DEV Community

Cover image for Cleaning up your codebase with a clean architecture
Barry O Sullivan
Barry O Sullivan

Posted on

Cleaning up your codebase with a clean architecture

Let's talk software architecture. Most of us know MVC, it's the foundation for pretty much every web framework. As your product grows though, problems with MVC will start to appear. Even a relatively simple product can end up with a bloated and messy codebase. MVC is where we start, but what do you do when you need to evolve past it?

Before we go further, let's examine why we have so much trouble explaining the answer.

Here's a common conversation (for developers anyway)

devA: "Our codebase is really messy, how do we clean it up?"
devB: "We need to refactor it, move code into objects, separate the concerns."
devA: "Ok, great. How do we do that?"
devB: "We'll use design patterns and follow the SOLID principles."

This is where we normally stop, we seem to think that's a good enough answer for someone to get started. It's like you asked a carpenter how to make a table, and he just points at his tools and says "use those". The answer is technically correct, but it doesn't tell the whole story and it definitely isn't useful to someone learning to write software (or make tables).* The tools are important, and you need to know what they are, but they're only a small part of the process.

Learning the patterns isn't enough

This is the part that's the most infuriating, learning the patterns isn't enough. Infact, you're probably in a worse place immediately after learning them, because suddenly you have power tools and no clue where to use then.

Learning the patterns opens up a whole new range of questions you have to answer before you can use them effectively.
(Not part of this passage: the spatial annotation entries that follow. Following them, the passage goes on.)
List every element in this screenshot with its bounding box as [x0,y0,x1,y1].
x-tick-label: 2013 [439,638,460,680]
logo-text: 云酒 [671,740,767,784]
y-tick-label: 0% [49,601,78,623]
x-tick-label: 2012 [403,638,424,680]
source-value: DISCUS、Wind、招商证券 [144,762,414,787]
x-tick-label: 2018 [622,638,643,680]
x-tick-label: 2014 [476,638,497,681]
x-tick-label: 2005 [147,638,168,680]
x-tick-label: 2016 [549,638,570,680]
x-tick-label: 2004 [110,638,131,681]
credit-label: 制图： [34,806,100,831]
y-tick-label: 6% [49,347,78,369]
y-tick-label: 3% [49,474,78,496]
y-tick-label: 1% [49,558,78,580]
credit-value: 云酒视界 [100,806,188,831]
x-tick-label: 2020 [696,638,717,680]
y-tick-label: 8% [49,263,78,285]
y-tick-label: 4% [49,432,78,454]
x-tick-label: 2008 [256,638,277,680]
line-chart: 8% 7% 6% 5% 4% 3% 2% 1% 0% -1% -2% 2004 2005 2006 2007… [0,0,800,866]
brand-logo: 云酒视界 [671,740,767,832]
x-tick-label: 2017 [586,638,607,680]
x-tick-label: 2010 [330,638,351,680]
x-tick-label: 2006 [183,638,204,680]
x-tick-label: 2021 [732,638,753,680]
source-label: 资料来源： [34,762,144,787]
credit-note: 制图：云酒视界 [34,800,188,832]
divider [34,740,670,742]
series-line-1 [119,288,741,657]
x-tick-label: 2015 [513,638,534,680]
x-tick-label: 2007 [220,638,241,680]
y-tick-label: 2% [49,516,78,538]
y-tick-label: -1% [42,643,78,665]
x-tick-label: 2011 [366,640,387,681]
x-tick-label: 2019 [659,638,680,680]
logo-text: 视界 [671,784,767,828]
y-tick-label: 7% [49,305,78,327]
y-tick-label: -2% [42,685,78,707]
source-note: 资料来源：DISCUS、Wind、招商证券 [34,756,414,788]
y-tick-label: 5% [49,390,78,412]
  • Where should I use design patterns?
  • How do I decide which one to use?
  • Where do I draw my lines of abstraction?
  • When should I use interfaces?

Without some guiding principles on how to answer these questions, developers end up creating random boundaries between objects, using patterns wherever they can. This leads to inconsistent code that's worse than it was without all this "design".

Here is a joke example of this very real problem

No wonder people complain about "design" and "patterns", we don't do a great job explaining how to use them effectively.

Where to start

For me, the moment it all clicked was when I learned about clean architectures**.

A clean architecture is a guide to splitting up your code, giving direction on where certain concepts belong. There are many flavours but they each share the same core concepts.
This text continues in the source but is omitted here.